21.10.20

Kajillionaire


USA 2019 Regie: Miranda July, mit Evan Rachel Wood, Gina Rodriguez, Richard Jenkins, Debra Winger 105 Min.

Miranda July ist eine bekannte Performance- und Konzept-Künstlerin mit (auch) aktuellen feministischen Positionen. Nach ihren ersten beiden Filmen („Ich und du und alle, die wir kennen", 2005; „The Future", 2011) ist die schräge „Familien"- und Schwindler-Komödie „Kajillionaire" schon fast konventionell: Eine sehr erwachsene Tochter entflieht in skurrilen Szenen den Fängen ihrer Trickbetrüger-Eltern.

Wenn die 26-jährige Old Dolio (Evan Rachel Wood) mit absurd verdrehten „Silly Walks" wie bei Monty Python am Zaun des Vermieters vorbeikriechen, um in ihrer Wohnung den Schaum des Tages aus der Wand einzufangen, dann ist das Kunst-Installation, Absurdes Theater, Surrealismus, ziemlich schräg und vor allem komisch. Die Eltern, die Trickbetrüger Theresa (kaum zu erkennen: Debra Winger) und Robert (Richard Jenkins) sind jede Minute dabei, etwas zu ergaunern, Coupons auszunutzen und mit kleinen Betrügereien ein paar Dollar zu machen. Hemmungslos setzen sie dabei ihre einzige Tochter ein. Diese abstruse Familienaufstellung wird zum Märchen, als die drei auf die einfältige Verkäuferin Melanie (Gina Rodriguez) treffen. Diese wirkt irritierend „normal", nimmt aber zu gerne die Tochter-Rolle an, worauf Old Dolio aus dem Familien-Gefängnis ausbricht.

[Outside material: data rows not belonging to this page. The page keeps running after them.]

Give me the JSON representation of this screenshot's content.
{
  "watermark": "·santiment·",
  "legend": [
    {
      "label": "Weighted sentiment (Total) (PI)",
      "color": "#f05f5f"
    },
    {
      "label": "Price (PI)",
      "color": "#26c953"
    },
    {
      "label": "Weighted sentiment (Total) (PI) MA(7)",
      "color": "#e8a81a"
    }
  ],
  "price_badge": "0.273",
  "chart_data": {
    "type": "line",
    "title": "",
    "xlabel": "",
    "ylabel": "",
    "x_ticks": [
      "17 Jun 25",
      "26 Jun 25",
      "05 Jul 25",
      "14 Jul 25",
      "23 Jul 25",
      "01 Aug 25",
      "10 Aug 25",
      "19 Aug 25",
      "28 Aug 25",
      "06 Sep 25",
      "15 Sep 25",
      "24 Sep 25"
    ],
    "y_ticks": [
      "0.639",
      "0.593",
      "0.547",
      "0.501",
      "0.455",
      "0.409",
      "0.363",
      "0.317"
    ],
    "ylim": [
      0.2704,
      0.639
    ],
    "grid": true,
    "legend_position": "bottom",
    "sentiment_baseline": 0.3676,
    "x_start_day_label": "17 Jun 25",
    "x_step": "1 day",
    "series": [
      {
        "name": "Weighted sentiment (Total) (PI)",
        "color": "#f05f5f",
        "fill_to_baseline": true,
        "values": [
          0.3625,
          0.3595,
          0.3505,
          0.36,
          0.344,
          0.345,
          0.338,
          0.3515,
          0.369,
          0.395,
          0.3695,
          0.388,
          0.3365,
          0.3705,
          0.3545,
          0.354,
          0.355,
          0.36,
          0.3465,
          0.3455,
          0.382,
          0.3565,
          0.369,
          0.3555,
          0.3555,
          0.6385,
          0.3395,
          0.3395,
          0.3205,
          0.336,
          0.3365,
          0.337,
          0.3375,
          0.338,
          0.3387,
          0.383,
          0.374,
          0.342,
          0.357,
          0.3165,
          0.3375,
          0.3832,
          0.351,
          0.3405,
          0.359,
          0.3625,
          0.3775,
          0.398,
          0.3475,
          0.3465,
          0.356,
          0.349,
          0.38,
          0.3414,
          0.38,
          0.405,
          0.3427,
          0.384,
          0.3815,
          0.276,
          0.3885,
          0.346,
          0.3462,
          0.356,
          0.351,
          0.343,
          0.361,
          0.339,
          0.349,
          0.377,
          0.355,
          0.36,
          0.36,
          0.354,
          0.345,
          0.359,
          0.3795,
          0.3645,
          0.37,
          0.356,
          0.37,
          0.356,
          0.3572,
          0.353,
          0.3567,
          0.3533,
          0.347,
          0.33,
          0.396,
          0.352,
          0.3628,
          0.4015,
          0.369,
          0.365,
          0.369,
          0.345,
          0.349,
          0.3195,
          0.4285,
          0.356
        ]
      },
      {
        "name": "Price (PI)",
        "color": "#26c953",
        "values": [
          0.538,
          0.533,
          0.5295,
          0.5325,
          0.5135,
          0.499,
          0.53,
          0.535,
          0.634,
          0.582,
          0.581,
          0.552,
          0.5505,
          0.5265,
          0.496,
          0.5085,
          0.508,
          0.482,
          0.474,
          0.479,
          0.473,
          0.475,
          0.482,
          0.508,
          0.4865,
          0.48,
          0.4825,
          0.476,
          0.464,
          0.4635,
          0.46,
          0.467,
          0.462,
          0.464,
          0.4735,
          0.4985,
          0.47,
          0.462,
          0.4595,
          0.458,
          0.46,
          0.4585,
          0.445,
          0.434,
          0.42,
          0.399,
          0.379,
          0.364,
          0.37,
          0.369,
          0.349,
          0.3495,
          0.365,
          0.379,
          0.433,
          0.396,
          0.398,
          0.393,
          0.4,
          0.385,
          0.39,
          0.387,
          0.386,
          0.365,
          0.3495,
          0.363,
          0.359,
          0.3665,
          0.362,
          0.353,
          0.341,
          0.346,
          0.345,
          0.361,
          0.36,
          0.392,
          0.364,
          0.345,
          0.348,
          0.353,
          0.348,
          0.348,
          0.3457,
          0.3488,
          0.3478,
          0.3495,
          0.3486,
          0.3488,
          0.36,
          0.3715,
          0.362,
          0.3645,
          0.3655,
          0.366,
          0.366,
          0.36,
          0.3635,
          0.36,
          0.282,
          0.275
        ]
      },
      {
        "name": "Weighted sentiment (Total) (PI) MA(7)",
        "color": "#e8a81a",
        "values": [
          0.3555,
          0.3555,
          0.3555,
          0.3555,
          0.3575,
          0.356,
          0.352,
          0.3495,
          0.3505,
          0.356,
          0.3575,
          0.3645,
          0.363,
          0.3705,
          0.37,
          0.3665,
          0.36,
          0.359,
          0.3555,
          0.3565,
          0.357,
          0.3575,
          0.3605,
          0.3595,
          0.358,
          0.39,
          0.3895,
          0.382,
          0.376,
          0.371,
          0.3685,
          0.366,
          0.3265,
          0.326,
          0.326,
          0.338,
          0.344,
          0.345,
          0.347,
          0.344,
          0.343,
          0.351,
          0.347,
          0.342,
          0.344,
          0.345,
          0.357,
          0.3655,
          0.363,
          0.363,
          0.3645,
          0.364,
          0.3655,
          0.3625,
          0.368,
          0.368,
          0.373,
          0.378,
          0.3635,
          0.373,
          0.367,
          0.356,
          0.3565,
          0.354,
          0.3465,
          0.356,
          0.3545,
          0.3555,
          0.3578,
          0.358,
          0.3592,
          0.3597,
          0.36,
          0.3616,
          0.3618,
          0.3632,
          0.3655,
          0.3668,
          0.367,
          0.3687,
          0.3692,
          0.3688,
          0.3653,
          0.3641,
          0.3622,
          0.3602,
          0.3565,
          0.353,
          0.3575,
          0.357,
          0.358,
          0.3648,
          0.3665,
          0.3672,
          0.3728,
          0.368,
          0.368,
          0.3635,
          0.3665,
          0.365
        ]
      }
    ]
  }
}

Schon die Schlabber-Klamotten in „Kajillionaire", die Lycra-Tennisanzüge von Evan Rachel Wood, sind einen Oscar wert: Diese im doppelten Sinne komische Familie könnte vom extrem unmodischen Look her auch obdachslos sein, aber sie scheinen sich alle regelmäßig waschen zu können. Wie Geister schlurfen sie durch die Geschichte, süchtig danach, einen Coupon oder eine freundliche Einladung einer alten Dame zu Geld zu machen. Dazu ist Robert auch noch ein Aluhut mit Verfolgungswahn. Allerdings wirken in Miranda Julys Filmen die „normalen Leute" noch irritierender. Das erinnert in der philosophischen Skurrilität teilweise an die Filme von Charlie Kaufman („Anomalisa", „Adaption", „Synecdoche, New York") und Michel Gondry („Eternal sunshine of a spotless mind", „Science of Sleep", „Der Schaum der Tage"). Doch die seltsame Emanzipation von einer seltsamen Familie in „Kajillionaire" entwickelt sich zu einer sehr ungewöhnlichen Liebes- und Emanzipationsgeschichte. Da schält sich dann aus all den surrealen Momenten mit nicht normalen Figuren eine berührende Liebegeschichte in einem fast klassischen Heist-Film heraus.